93. Das Heilige

Das Heilige ist noch immer, was es einmal war: ein von Menschen geschaffenes Mysterium, das Physischem metaphysische Bedeutung verleiht. So ließe sich die beruhigende Seite dessen zusammenfassen, was der österreichische Dichter Raoul Schrott im Renaissance-Theater vortrug. Im Rahmen der Berliner Lektionen als „poeta doctus“, als gelehrter Dichter vorgestellt, verhehlte Schrott denn auch nicht, dass er „ein diffiziles Thema mitgebracht“ habe, einen Streifzug durch die Politik des Heiligen.
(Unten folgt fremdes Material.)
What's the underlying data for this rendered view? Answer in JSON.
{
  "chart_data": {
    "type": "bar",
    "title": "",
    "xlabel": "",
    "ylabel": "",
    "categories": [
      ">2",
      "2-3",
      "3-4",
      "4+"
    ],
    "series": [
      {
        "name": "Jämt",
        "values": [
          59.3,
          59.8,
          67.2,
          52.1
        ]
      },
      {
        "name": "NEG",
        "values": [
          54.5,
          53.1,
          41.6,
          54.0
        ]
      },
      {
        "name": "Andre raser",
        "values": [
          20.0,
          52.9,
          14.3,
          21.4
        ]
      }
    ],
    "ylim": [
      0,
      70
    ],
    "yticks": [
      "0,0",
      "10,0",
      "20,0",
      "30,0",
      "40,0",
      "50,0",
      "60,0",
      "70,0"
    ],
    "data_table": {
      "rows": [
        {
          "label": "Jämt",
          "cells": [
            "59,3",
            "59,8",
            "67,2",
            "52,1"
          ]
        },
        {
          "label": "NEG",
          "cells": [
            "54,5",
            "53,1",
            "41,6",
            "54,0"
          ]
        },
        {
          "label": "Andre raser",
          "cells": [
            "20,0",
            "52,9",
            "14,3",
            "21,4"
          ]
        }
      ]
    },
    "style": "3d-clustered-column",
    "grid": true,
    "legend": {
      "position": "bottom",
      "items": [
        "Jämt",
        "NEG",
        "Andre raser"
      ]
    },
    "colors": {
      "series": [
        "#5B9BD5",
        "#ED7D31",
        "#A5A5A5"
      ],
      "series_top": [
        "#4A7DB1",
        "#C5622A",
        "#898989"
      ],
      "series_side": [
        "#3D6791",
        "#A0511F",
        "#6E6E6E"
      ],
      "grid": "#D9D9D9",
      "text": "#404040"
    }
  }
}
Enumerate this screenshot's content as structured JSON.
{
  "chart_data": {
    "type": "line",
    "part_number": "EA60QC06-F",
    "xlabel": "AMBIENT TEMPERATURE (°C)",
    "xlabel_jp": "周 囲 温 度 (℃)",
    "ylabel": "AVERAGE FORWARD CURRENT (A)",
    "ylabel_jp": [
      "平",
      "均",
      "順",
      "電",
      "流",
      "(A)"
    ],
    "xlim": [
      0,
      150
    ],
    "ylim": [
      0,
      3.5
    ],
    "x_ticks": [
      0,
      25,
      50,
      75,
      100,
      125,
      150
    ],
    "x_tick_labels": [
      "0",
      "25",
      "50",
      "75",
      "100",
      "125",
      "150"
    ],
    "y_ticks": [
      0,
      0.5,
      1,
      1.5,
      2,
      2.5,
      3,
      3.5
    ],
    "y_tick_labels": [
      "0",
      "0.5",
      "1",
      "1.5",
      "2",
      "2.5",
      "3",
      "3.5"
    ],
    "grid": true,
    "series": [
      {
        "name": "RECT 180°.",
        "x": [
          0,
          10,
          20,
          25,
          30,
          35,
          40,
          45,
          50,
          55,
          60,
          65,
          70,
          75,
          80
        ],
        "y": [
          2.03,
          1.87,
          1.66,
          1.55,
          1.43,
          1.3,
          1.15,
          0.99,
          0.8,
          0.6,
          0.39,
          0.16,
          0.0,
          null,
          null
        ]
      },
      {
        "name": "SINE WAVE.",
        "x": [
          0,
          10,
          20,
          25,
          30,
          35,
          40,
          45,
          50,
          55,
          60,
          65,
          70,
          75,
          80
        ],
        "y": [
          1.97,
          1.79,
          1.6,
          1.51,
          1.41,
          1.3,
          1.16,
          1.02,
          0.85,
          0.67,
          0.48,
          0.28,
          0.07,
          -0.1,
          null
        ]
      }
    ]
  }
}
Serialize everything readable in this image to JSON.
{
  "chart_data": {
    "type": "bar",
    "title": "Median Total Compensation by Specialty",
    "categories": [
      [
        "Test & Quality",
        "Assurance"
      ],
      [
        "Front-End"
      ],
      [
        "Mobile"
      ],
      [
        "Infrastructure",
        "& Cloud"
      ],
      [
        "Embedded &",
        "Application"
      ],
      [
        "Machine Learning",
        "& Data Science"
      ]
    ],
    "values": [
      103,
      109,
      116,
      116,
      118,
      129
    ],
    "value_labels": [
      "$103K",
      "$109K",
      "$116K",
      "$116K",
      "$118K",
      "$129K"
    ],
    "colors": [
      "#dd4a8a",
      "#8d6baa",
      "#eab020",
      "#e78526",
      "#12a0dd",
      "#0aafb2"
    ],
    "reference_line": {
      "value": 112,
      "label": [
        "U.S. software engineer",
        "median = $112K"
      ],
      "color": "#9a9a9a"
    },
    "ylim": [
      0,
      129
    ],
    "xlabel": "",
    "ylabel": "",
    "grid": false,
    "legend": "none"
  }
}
Das Beunruhigende dieses Streifzugs: Während die christlichen Religionen in Mitteleuropa an Bedeutung verlieren, wandert das Sakrale aus in andere Sphären.

Ob sich Fahnen zu Symbolen einer Nation wandeln, ob Schriftsteller durch die Zeremonie der Nobelpreisverleihung in den Kreis der Unsterblichen aufgenommen werden, ob Stars und Starlets durch Paparazzi einen Schein des Göttlichen erhalten – in den verschiedenen Zusammenhängen würden Dinge und Personen dem profanen Gebrauch entzogen und zu Manifestationen des Heiligen erklärt. Verklärt und in die Ferne gerückt, spiegelten sie unsere Vorstellung von Vollkommenheit wider. „Was den Figuren des Heiligen ihre Anziehungskraft und Macht verleiht, ist das kollektiv Menschliche der Projektionen auf sie“, so Schrott. / Thomas Wegmann, Tagesspiegel 14.12.